Thicker than Oil
Israeli Family on the Periphery
The Falafel King is Dead by Sara Shilo (Portobello, 12.99 pounds) tells the story of a family in a remote town in the north of Israel beset by poverty, tragedy, and the constant threat of Katyusha missiles overhead. Simona Daddon became the head of the family when her husband Masu’d, a fellow Moroccan immigrant, collapsed in his hole-in-the-wall falafel shop on the day that the ultranationalist political figure Rabbi Meir Kahane came to town to galvanize the masses. Simona, who narrates the novel’s opening section, works in a kindergarten and struggles to keep enough couscous and chickpeas on the fire to feed her six hungry children. Her hardworking and blindly ambitious oldest son Kobi effectively takes the place of her husband seven months after Mas’ud’s death, when Simona gives birth to twins. The twins refer to Kobi as their Papa, a lie that torments eleven-year-old Etti and her mischievous older brothers Itzik and Dudi, who are preoccupied by their efforts to train a falcon named Delilah to poke out the eyes of any potential terrorists. Narrated from the alternating perspectives of Simona and her children, the novel circles like the airborne Delilah ever closer around the secrets that both bind the family together and threaten to tear it apart.
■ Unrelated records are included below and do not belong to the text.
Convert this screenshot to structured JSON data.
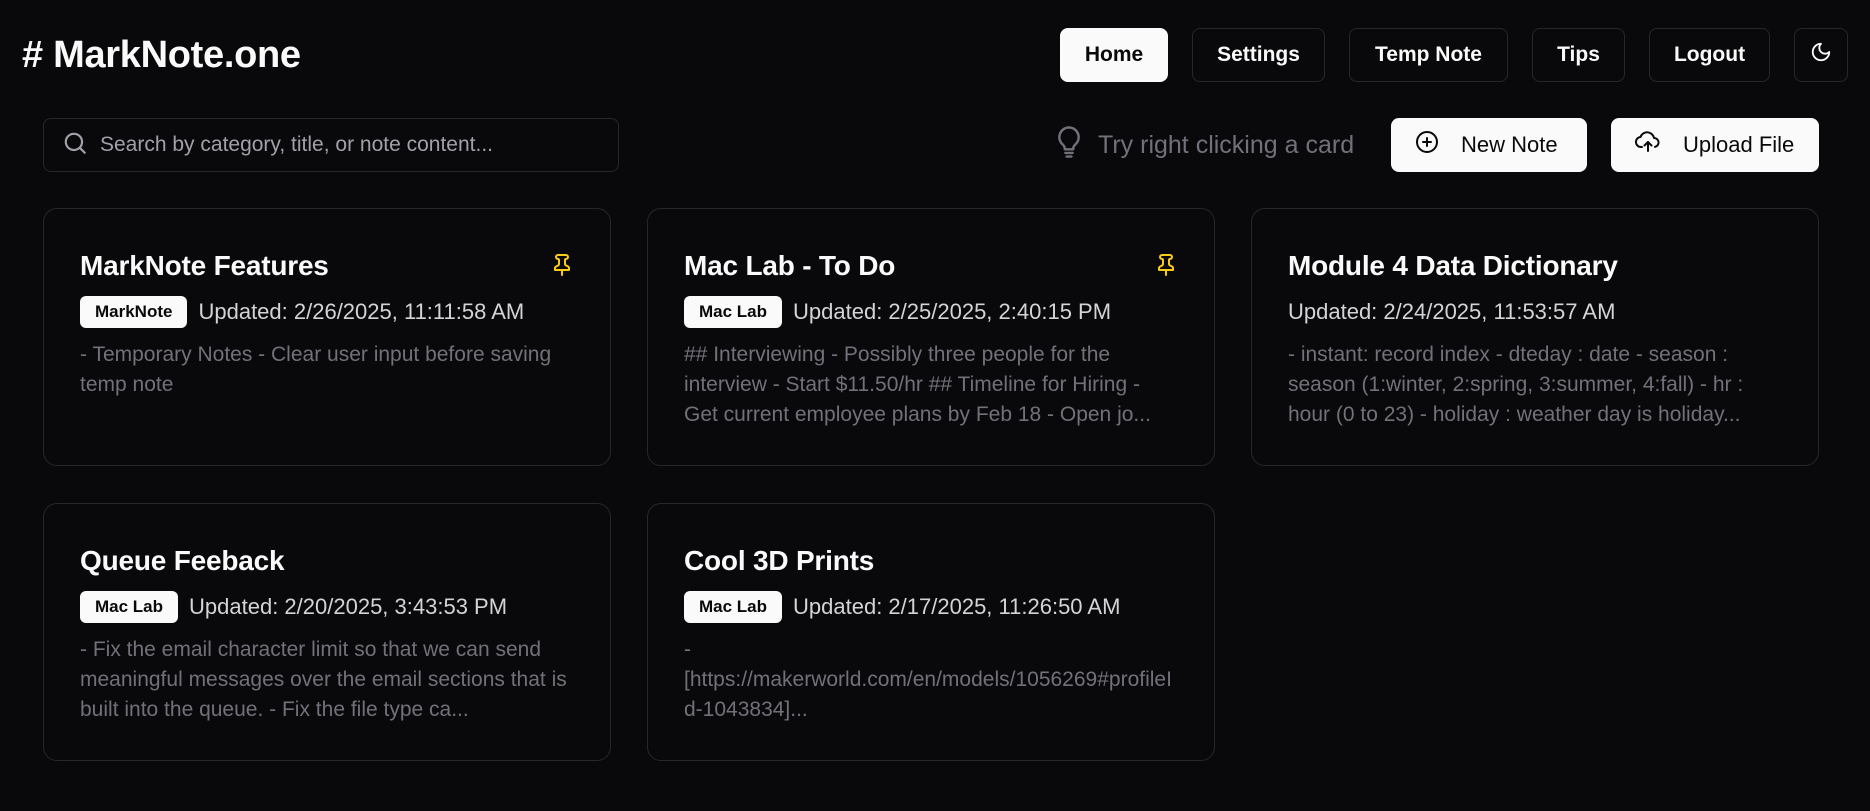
{
  "app": {
    "logo": "# MarkNote.one"
  },
  "nav": {
    "home": "Home",
    "settings": "Settings",
    "temp_note": "Temp Note",
    "tips": "Tips",
    "logout": "Logout",
    "theme_icon": "moon-icon"
  },
  "search": {
    "placeholder": "Search by category, title, or note content...",
    "value": ""
  },
  "tip": {
    "text": "Try right clicking a card",
    "icon": "lightbulb-icon"
  },
  "actions": {
    "new_note": "New Note",
    "new_note_icon": "plus-circle-icon",
    "upload_file": "Upload File",
    "upload_icon": "cloud-upload-icon"
  },
  "colors": {
    "background": "#09090b",
    "pin": "#facc15",
    "border": "#27272a"
  },
  "cards": [
    {
      "title": "MarkNote Features",
      "pinned": true,
      "category": "MarkNote",
      "updated": "Updated: 2/26/2025, 11:11:58 AM",
      "preview": "- Temporary Notes - Clear user input before saving temp note"
    },
    {
      "title": "Mac Lab - To Do",
      "pinned": true,
      "category": "Mac Lab",
      "updated": "Updated: 2/25/2025, 2:40:15 PM",
      "preview": "## Interviewing - Possibly three people for the interview - Start $11.50/hr ## Timeline for Hiring - Get current employee plans by Feb 18 - Open jo..."
    },
    {
      "title": "Module 4 Data Dictionary",
      "pinned": false,
      "category": "",
      "updated": "Updated: 2/24/2025, 11:53:57 AM",
      "preview": "- instant: record index - dteday : date - season : season (1:winter, 2:spring, 3:summer, 4:fall) - hr : hour (0 to 23) - holiday : weather day is holiday..."
    },
    {
      "title": "Queue Feeback",
      "pinned": false,
      "category": "Mac Lab",
      "updated": "Updated: 2/20/2025, 3:43:53 PM",
      "preview": "- Fix the email character limit so that we can send meaningful messages over the email sections that is built into the queue. - Fix the file type ca..."
    },
    {
      "title": "Cool 3D Prints",
      "pinned": false,
      "category": "Mac Lab",
      "updated": "Updated: 2/17/2025, 11:26:50 AM",
      "preview": "- [https://makerworld.com/en/models/1056269#profileId-1043834]..."
    }
  ]
}
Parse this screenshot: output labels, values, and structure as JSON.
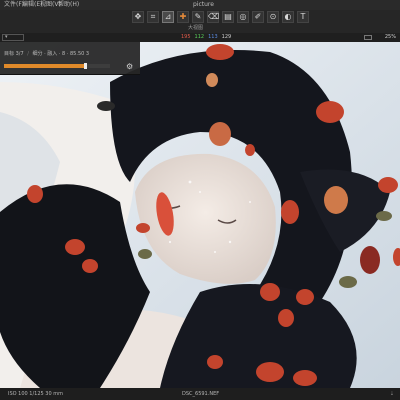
{
  "menu": {
    "items": [
      "文件(F)",
      "编辑(E)",
      "视图(V)",
      "帮助(H)"
    ],
    "title": "picture"
  },
  "toolbar": {
    "tools": [
      {
        "name": "pan-icon",
        "glyph": "✥"
      },
      {
        "name": "crop-icon",
        "glyph": "⌗"
      },
      {
        "name": "straighten-icon",
        "glyph": "⊿"
      },
      {
        "name": "heal-icon",
        "glyph": "✚"
      },
      {
        "name": "brush-icon",
        "glyph": "✎"
      },
      {
        "name": "eraser-icon",
        "glyph": "⌫"
      },
      {
        "name": "gradient-icon",
        "glyph": "▤"
      },
      {
        "name": "radial-icon",
        "glyph": "◎"
      },
      {
        "name": "picker-icon",
        "glyph": "✐"
      },
      {
        "name": "color-picker-icon",
        "glyph": "⊙"
      },
      {
        "name": "mask-icon",
        "glyph": "◐"
      },
      {
        "name": "text-icon",
        "glyph": "T"
      }
    ]
  },
  "view_name": "大视图",
  "status": {
    "rgb": [
      "195",
      "112",
      "113",
      "129"
    ],
    "zoom": "25%"
  },
  "panel": {
    "tab_left": "目标 3/7",
    "tab_right": "细分 · 融入 · 8 · 85.50 3",
    "progress": 0.76
  },
  "bottom": {
    "lens": "ISO 100   1/125   30 mm",
    "filename": "DSC_6591.NEF",
    "arrow": "⇣"
  },
  "colors": {
    "accent": "#e08a2a",
    "panel_bg": "#262626"
  }
}
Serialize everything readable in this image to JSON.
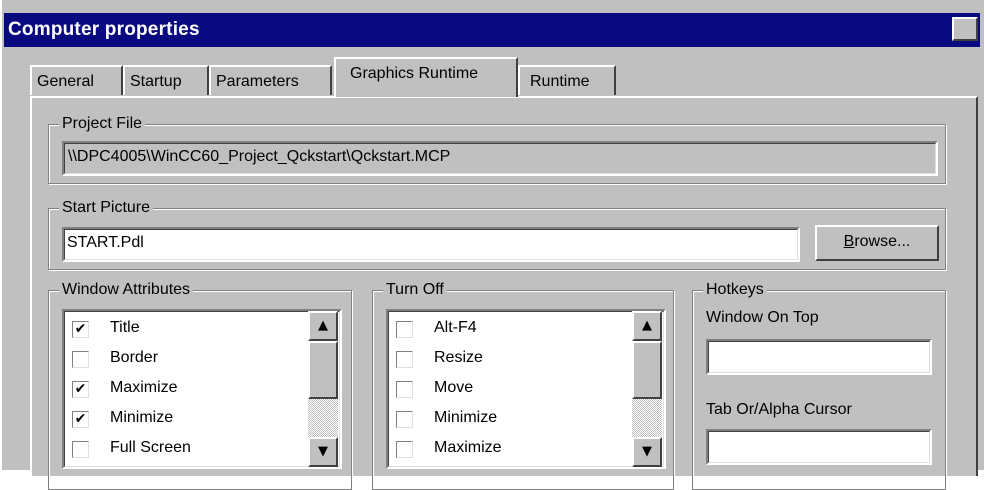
{
  "window": {
    "title": "Computer properties",
    "close_glyph": "✕"
  },
  "tabs": [
    {
      "label": "General"
    },
    {
      "label": "Startup"
    },
    {
      "label": "Parameters"
    },
    {
      "label": "Graphics Runtime",
      "active": true
    },
    {
      "label": "Runtime"
    }
  ],
  "project_file": {
    "legend": "Project File",
    "value": "\\\\DPC4005\\WinCC60_Project_Qckstart\\Qckstart.MCP"
  },
  "start_picture": {
    "legend": "Start Picture",
    "value": "START.Pdl",
    "browse_label_underlined": "B",
    "browse_label_rest": "rowse..."
  },
  "window_attributes": {
    "legend": "Window Attributes",
    "items": [
      {
        "label": "Title",
        "checked": true
      },
      {
        "label": "Border",
        "checked": false
      },
      {
        "label": "Maximize",
        "checked": true
      },
      {
        "label": "Minimize",
        "checked": true
      },
      {
        "label": "Full Screen",
        "checked": false
      }
    ]
  },
  "turn_off": {
    "legend": "Turn Off",
    "items": [
      {
        "label": "Alt-F4",
        "checked": false
      },
      {
        "label": "Resize",
        "checked": false
      },
      {
        "label": "Move",
        "checked": false
      },
      {
        "label": "Minimize",
        "checked": false
      },
      {
        "label": "Maximize",
        "checked": false
      }
    ]
  },
  "hotkeys": {
    "legend": "Hotkeys",
    "window_on_top_label": "Window On Top",
    "window_on_top_value": "",
    "tab_cursor_label": "Tab Or/Alpha Cursor",
    "tab_cursor_value": ""
  },
  "glyphs": {
    "check": "✔",
    "up_arrow": "▲",
    "down_arrow": "▼"
  },
  "colors": {
    "title_bar": "#0a0a80",
    "face": "#c0c0c0"
  }
}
Shilo’s novel, a #1 bestseller upon its original Hebrew publication in 2005 and the recipient of several premier literary prizes in Israel, is most remarkable for its extraordinary use of Moroccan-Arabic vernacular, much of which is sadly lost in the English translation. The original Hebrew title literally means, “No elves gonna come,” a refrain translated throughout the book as, “No cleaning elves are coming to help us today.” Rather than attempt to mimic the dialect, the translator elected, perhaps wisely, to render the characters’ words and thoughts in brutally raw, evocative passages like the following, in Simona’s voice: “When a man gets into you for the first time, it’s supposed to be an amazing moment; when you open up down there, you become a woman. But no, that’s nothing. All you did was let him into a little room at the entrance, with a red ribbon for him to tear, as if he’s the mayor or the head of the Council at the opening of a new building. It’s all about honoring him and his ego, so he’ll be nice to the child who comes from you, rather than kill it in jealousy.” The real moment of opening up, says Simona, is when a woman gives birth: “What are you supposed to make of it all? There’s only one explanation: you came into this world to bear the people who will live in the world after you leave it. Your job is to suffer and shut up. That’s how you become a mother. You learn to close your mouth tight, to keep all your pain inside you, and not to scream.”
Other screams, too, are stifled in this novel, but the power of Shilo’s work is paradoxically her ability to make voices heard: she turns our attention to characters who live in that part of Israel known as the “periphery,” outside of the Jerusalem, Tel Aviv, and even the kibbutz towns which dominate the Israeli literary landscape. Shilo narrows our focus to a single, shattered family whose complicated, cluttered love transcends borders and border towns, reminding us that blood is thicker than the greasiest falafel oil, and some truths resound even more deeply than a missile’s sonic boom.